We present a novel approach to protein structure prediction using
graph neural networks. Our method achieves state-of-the-art results
on the CASP14 benchmark, outperforming existing methods by 15% in
GDT-TS score. We demonstrate that incorporating evolutionary
information through multiple sequence alignments significantly
improves prediction accuracy.
"""

analysis = analyze_abstract(abstract)
print(analysis)

Grant Writing Support

import ollama

def improve_grant_section(text, section_type):
    """Suggest improvements for grant application sections."""
    prompt = f"""You are an experienced grant reviewer.
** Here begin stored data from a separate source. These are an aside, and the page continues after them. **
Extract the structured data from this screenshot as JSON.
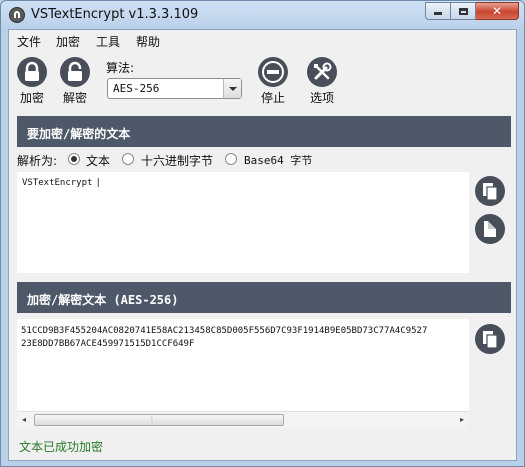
{
  "window": {
    "title": "VSTextEncrypt v1.3.3.109"
  },
  "menu": [
    "文件",
    "加密",
    "工具",
    "帮助"
  ],
  "toolbar": {
    "encrypt_label": "加密",
    "decrypt_label": "解密",
    "algo_label": "算法:",
    "algo_value": "AES-256",
    "stop_label": "停止",
    "options_label": "选项"
  },
  "input_section": {
    "header": "要加密/解密的文本",
    "parse_label": "解析为:",
    "options": [
      "文本",
      "十六进制字节",
      "Base64 字节"
    ],
    "selected_option": "文本",
    "text": "VSTextEncrypt"
  },
  "output_section": {
    "header": "加密/解密文本 (AES-256)",
    "line1": "51CCD9B3F455204AC0820741E58AC213458C85D005F556D7C93F1914B9E05BD73C77A4C9527",
    "line2": "23E8DD7BB67ACE459971515D1CCF649F"
  },
  "status": "文本已成功加密",
  "colors": {
    "header_bg": "#4d5868",
    "status_text": "#2a7a2a",
    "icon_bg": "#484f5a"
  },
  "icons": [
    "lock-icon",
    "unlock-icon",
    "stop-icon",
    "tools-icon",
    "copy-icon",
    "document-icon"
  ]
}
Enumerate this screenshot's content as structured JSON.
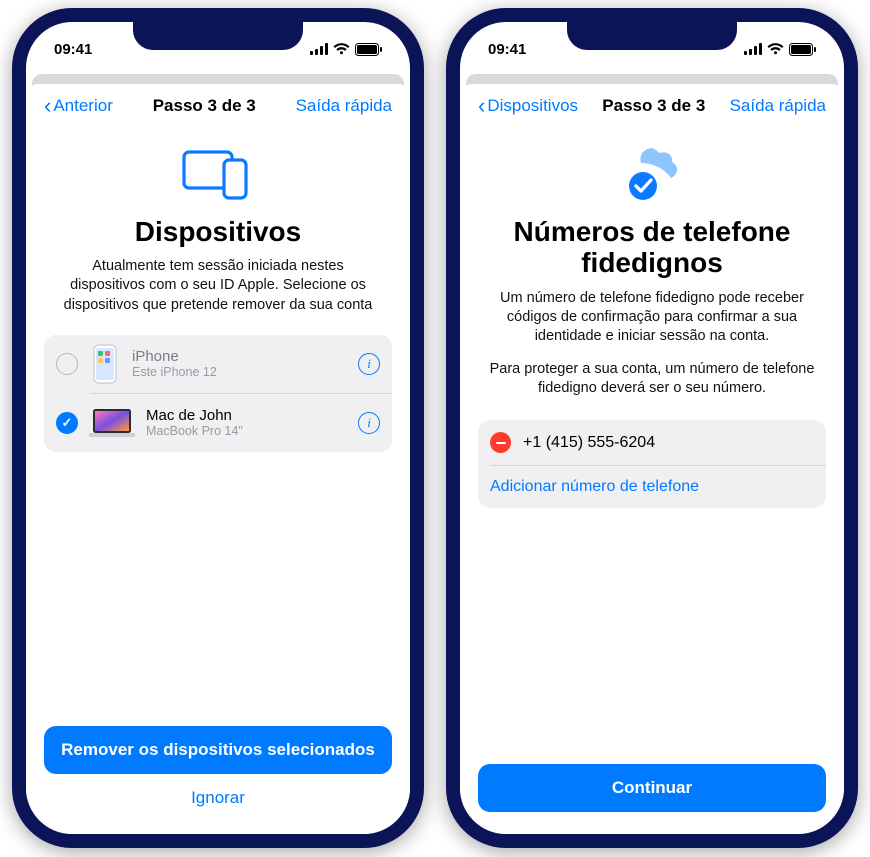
{
  "statusbar": {
    "time": "09:41"
  },
  "left": {
    "nav": {
      "back": "Anterior",
      "title": "Passo 3 de 3",
      "exit": "Saída rápida"
    },
    "page_title": "Dispositivos",
    "subtitle": "Atualmente tem sessão iniciada nestes dispositivos com o seu ID Apple. Selecione os dispositivos que pretende remover da sua conta",
    "devices": [
      {
        "name": "iPhone",
        "sub": "Este iPhone 12",
        "checked": false
      },
      {
        "name": "Mac de John",
        "sub": "MacBook Pro 14\"",
        "checked": true
      }
    ],
    "primary": "Remover os dispositivos selecionados",
    "secondary": "Ignorar"
  },
  "right": {
    "nav": {
      "back": "Dispositivos",
      "title": "Passo 3 de 3",
      "exit": "Saída rápida"
    },
    "page_title": "Números de telefone fidedignos",
    "subtitle": "Um número de telefone fidedigno pode receber códigos de confirmação para confirmar a sua identidade e iniciar sessão na conta.",
    "note": "Para proteger a sua conta, um número de telefone fidedigno deverá ser o seu número.",
    "number": "+1 (415) 555-6204",
    "add_link": "Adicionar número de telefone",
    "primary": "Continuar"
  }
}
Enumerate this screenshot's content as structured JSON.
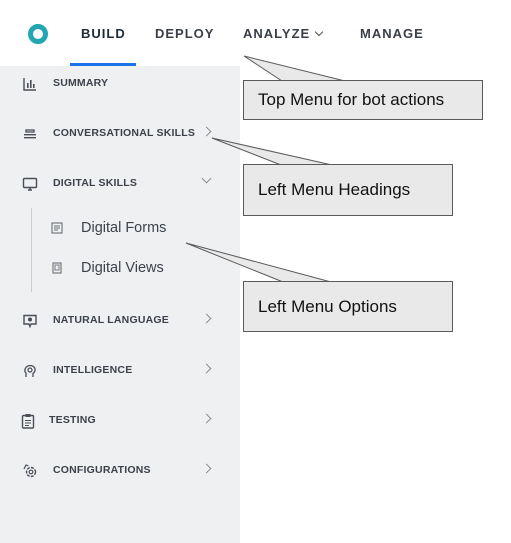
{
  "topnav": {
    "tabs": [
      {
        "label": "BUILD",
        "active": true
      },
      {
        "label": "DEPLOY"
      },
      {
        "label": "ANALYZE"
      },
      {
        "label": "MANAGE"
      }
    ],
    "active_color": "#1a73e8",
    "logo_color": "#22a6b3"
  },
  "sidebar": {
    "items": [
      {
        "label": "SUMMARY",
        "icon": "bar-chart-icon"
      },
      {
        "label": "CONVERSATIONAL SKILLS",
        "icon": "stack-icon"
      },
      {
        "label": "DIGITAL SKILLS",
        "icon": "monitor-icon",
        "expanded": true,
        "children": [
          {
            "label": "Digital Forms",
            "icon": "form-icon"
          },
          {
            "label": "Digital Views",
            "icon": "view-icon"
          }
        ]
      },
      {
        "label": "NATURAL LANGUAGE",
        "icon": "chat-icon"
      },
      {
        "label": "INTELLIGENCE",
        "icon": "brain-icon"
      },
      {
        "label": "TESTING",
        "icon": "clipboard-icon"
      },
      {
        "label": "CONFIGURATIONS",
        "icon": "settings-icon"
      }
    ]
  },
  "callouts": [
    {
      "text": "Top Menu for bot actions"
    },
    {
      "text": "Left Menu Headings"
    },
    {
      "text": "Left Menu Options"
    }
  ]
}
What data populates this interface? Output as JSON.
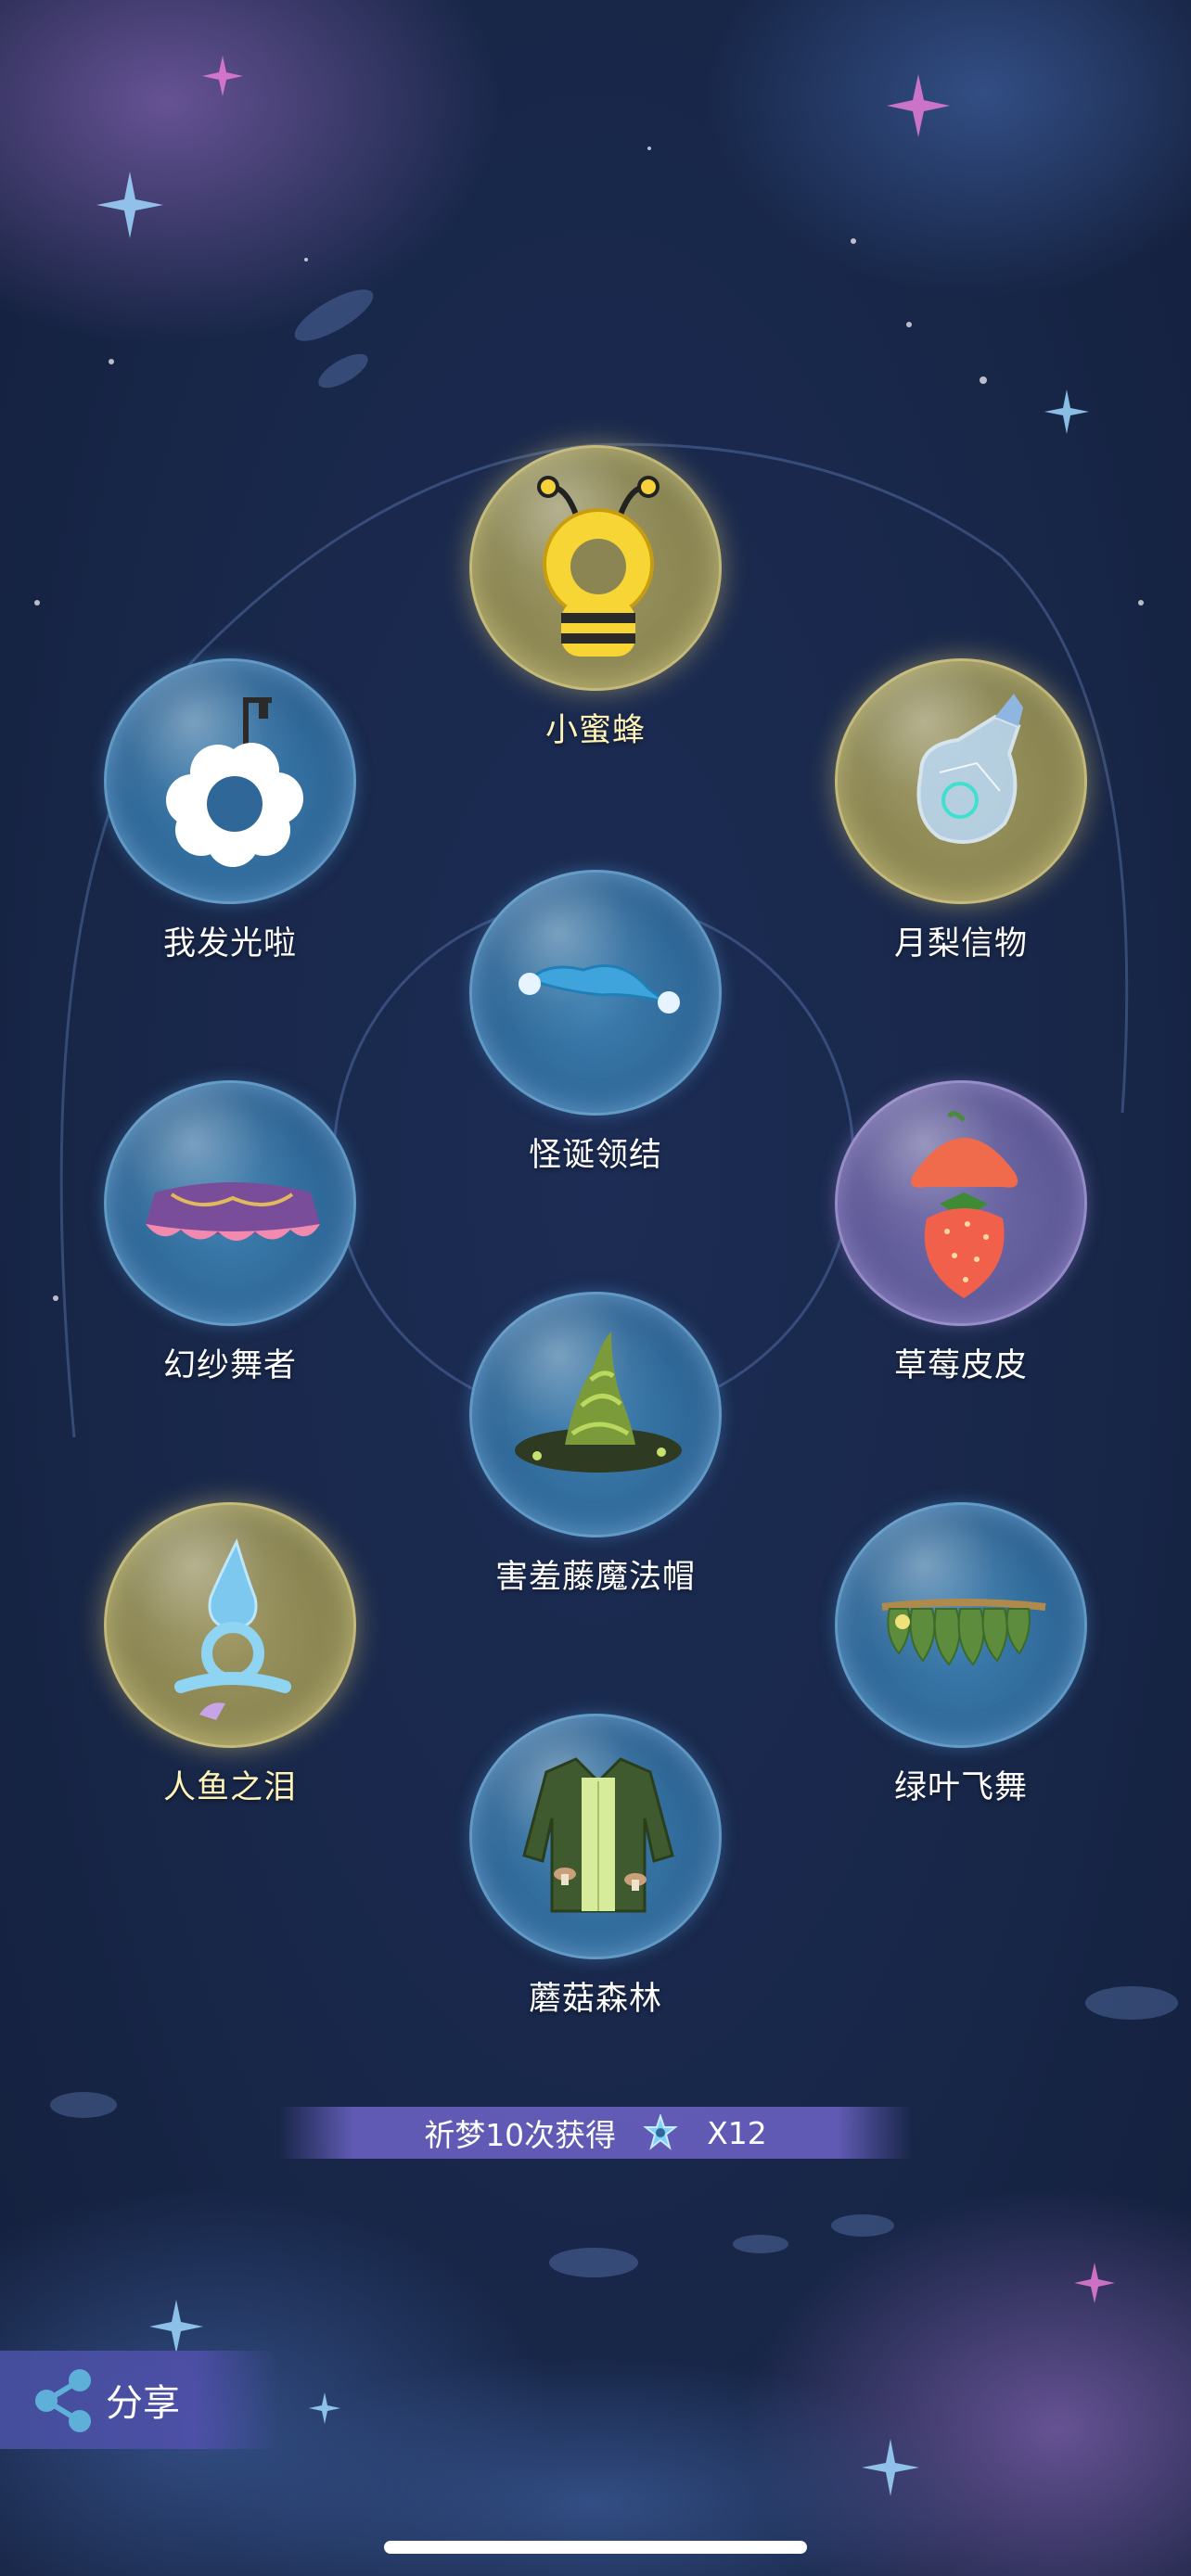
{
  "items": [
    {
      "name": "小蜜蜂",
      "bubble_color": "gold"
    },
    {
      "name": "我发光啦",
      "bubble_color": "blue"
    },
    {
      "name": "月梨信物",
      "bubble_color": "gold"
    },
    {
      "name": "怪诞领结",
      "bubble_color": "blue"
    },
    {
      "name": "幻纱舞者",
      "bubble_color": "blue"
    },
    {
      "name": "草莓皮皮",
      "bubble_color": "purple"
    },
    {
      "name": "害羞藤魔法帽",
      "bubble_color": "blue"
    },
    {
      "name": "人鱼之泪",
      "bubble_color": "gold"
    },
    {
      "name": "绿叶飞舞",
      "bubble_color": "blue"
    },
    {
      "name": "蘑菇森林",
      "bubble_color": "blue"
    }
  ],
  "reward": {
    "text": "祈梦10次获得",
    "icon": "blue-star-icon",
    "count": "X12"
  },
  "share": {
    "label": "分享",
    "icon": "share-icon"
  },
  "colors": {
    "background": "#182749",
    "gold_glow": "#f0d778",
    "blue_bubble": "#2f6898",
    "reward_bar": "#6e64c8"
  }
}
Review this {section_type}
section and provide specific suggestions to strengthen it:

{text}

Please provide:
1. Strengths of the current text
2. Areas that need improvement
3. Specific rewrite suggestions
4. Questions a reviewer might ask"""

    response = ollama.generate(model='qwen2.5:7b', prompt=prompt)
    return response['response']

Teaching Assistant

import ollama

def create_quiz_questions(topic, difficulty, num_questions):
    """Generate quiz questions on a topic."""
    prompt = f"""Create {num_questions} {difficulty}-level multiple choice questions
about {topic}. For each question:
1. Provide the question
2. Give 4 options (A, B, C, D)
3. Indicate the correct answer
4. Explain why the correct answer is right

Format clearly with separators between questions."""

    response = ollama.generate(model='llama3.2', prompt=prompt)
    return response['response']

# Generate quiz
quiz = create_quiz_questions(
    topic="the scientific method",
    difficulty="intermediate",
    num_questions=5
)
print(quiz)

Data Analysis Helper

import ollama

def suggest_analysis(data_description):
    """Suggest statistical analyses for a dataset."""
    prompt = f"""Based on this data description, suggest appropriate statistical
analyses and explain the rationale:

{data_description}

Please provide:
1. Recommended statistical tests/methods
2. Assumptions to check
3. Python/R code snippets for implementation
4. How to interpret potential results"""

    response = ollama.generate(model='qwen2.5:7b', prompt=prompt)
    return response['response']

Further Resources

  • Hugging Face: Find and download models for use with Ollama
  • Gradio: Build web interfaces for your Ollama-powered applications
  • RAG: Implement retrieval-augmented generation with local models
  • Jupyter AI: Integrate AI assistance into your research notebooks
  • Agentic AI: Build autonomous AI agents with local models
  • MCP: Connect Ollama to external tools and data sources

Getting Started Recommendation

If you're new to running local AI models, start with these steps:

  1. Install Ollama using the method for your operating system
  2. Download a small model: ollama pull llama3.2:3b
  3. Try interactive chat: ollama run llama3.2:3b
  4. Experiment with the Python library for programmatic access
  5. Create a custom Modelfile for your specific use case

Once comfortable, explore larger models and integrations with tools like Open WebUI or LangChain.